Stephanie Nielson, a well-known plane crash survivor and blogger, shared her personal experience about her accident and recovery during forum hour in the John Taylor Chapel on Oct. 15 at BYU-Idaho.
Nielson said she experienced severe pain as she worked to repair both her body and her emotional state after 80 percent of her body was burned.
Nielson said it was only through her faith in Jesus Christ that she was able to be healed.
“Faith in God and his son, Jesus Christ is absolutely essential for us to maintain a balanced perspective in times of trial and difficulty,” Nielson said.
Nielson said her prayers got her through each day, but despite her testimony, she had a hard time coming to terms with how the plane crash had changed her physical appearance.
“I know what it feels like to feel ugly and worthless,” Nielson said. “In contrast, I also know what it feels like to be protected and loved.”
Nielson said that her husband, Christian, was her greatest support and advocate during her time of trial. She said he was told to view pornography as a way to cope with the difficulties he faced supporting their family during that time.
Jessica Draney, a junior studying child development, said she was shocked to learn that pornography was suggested as a coping mechanism.
“Honestly, I was surprised … that people where telling him to turn to it,” Draney said. “It really is something that influences our internal identity, our eternal identity.”
Nielson said if her husband had done so, it would have devastated her.
“I can’t imagine having to compete with that when I was in such a fragile place,” Nielson said.
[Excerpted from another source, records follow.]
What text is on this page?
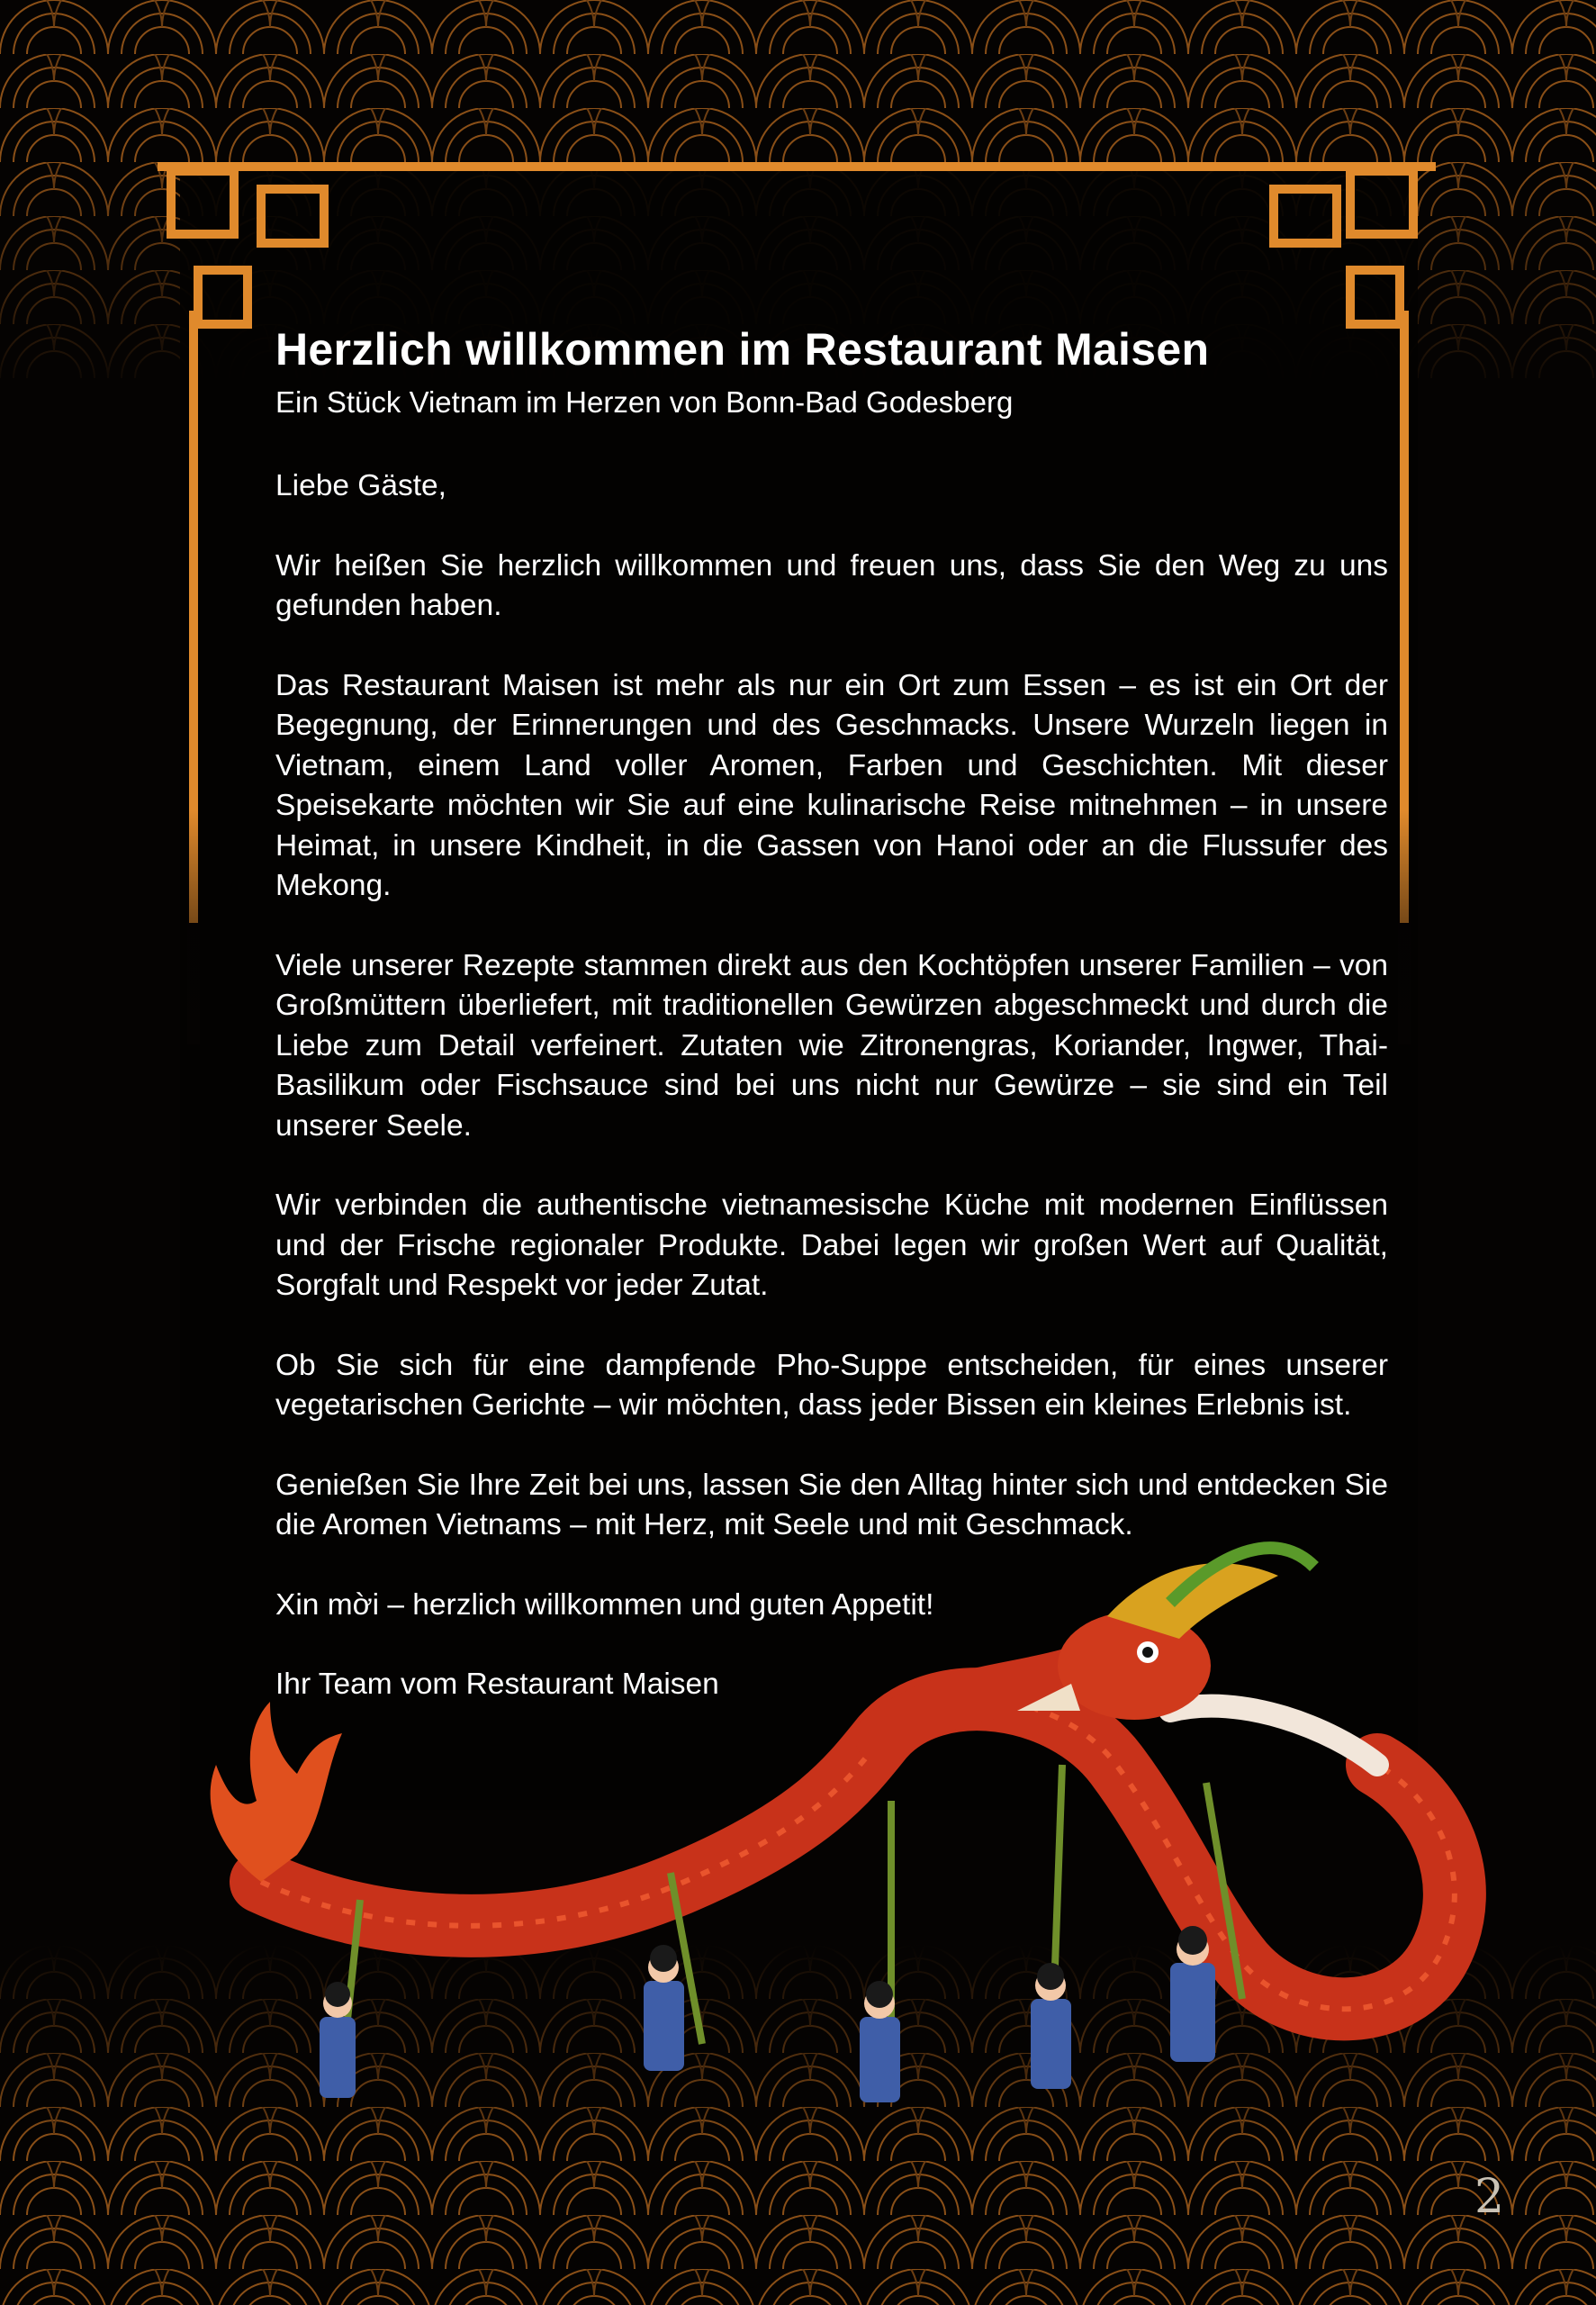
Herzlich willkommen im Restaurant Maisen

Ein Stück Vietnam im Herzen von Bonn-Bad Godesberg

Liebe Gäste,

Wir heißen Sie herzlich willkommen und freuen uns, dass Sie den Weg zu uns gefunden haben.

Das Restaurant Maisen ist mehr als nur ein Ort zum Essen – es ist ein Ort der Begegnung, der Erinnerungen und des Geschmacks. Unsere Wurzeln liegen in Vietnam, einem Land voller Aromen, Farben und Geschichten. Mit dieser Speisekarte möchten wir Sie auf eine kulinarische Reise mitnehmen – in unsere Heimat, in unsere Kindheit, in die Gassen von Hanoi oder an die Flussufer des Mekong.

Viele unserer Rezepte stammen direkt aus den Kochtöpfen unserer Familien – von Großmüttern überliefert, mit traditionellen Gewürzen abgeschmeckt und durch die Liebe zum Detail verfeinert. Zutaten wie Zitronengras, Koriander, Ingwer, Thai-Basilikum oder Fischsauce sind bei uns nicht nur Gewürze – sie sind ein Teil unserer Seele.

Wir verbinden die authentische vietnamesische Küche mit modernen Einflüssen und der Frische regionaler Produkte. Dabei legen wir großen Wert auf Qualität, Sorgfalt und Respekt vor jeder Zutat.

Ob Sie sich für eine dampfende Pho-Suppe entscheiden, für eines unserer vegetarischen Gerichte – wir möchten, dass jeder Bissen ein kleines Erlebnis ist.

Genießen Sie Ihre Zeit bei uns, lassen Sie den Alltag hinter sich und entdecken Sie die Aromen Vietnams – mit Herz, mit Seele und mit Geschmack.

Xin mời – herzlich willkommen und guten Appetit!

Ihr Team vom Restaurant Maisen

2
Nielson said she was thankful that she and her family did not have to overcome that additional hurdle and then publicly thanked her husband for being strong. She later advised the young men to abstain from viewing pornographic material.
“Please do not indulge in the filthy grasp of pornography,” Nielson said. “It’s demeaning to the beautiful woman that you will someday marry. It corrupts your mind and heart. It distorts the normal, loving relationships marriages are.”
Nielson said that pornography does much more than affect one person.
Cameron VanKammen, a freshman studying history, said it was interesting for him to view how pornography would have affected her through her point of view.
“Most of the time, if you think of it, it’s just detrimental to you, your spirit,” VanKammen said. “You have bad images in your mind. But for her, it was a very real thing that affected her if her husband were to look at it. It puts a little bit more perspective, that you’re not just hurting yourself but that you will be hurting other people.”
Nielson said everyone can overcome temptation. She said everyone faces challenges and that it’s important for everyone to use the Atonement of Christ to be healed and enabled.
She said that everyone can rely on Christ as he or she chooses to rise above circumstances.
“I think the whole message was about us becoming the best people we can be and that’s something that hinders us from reaching our potential,” Draney said.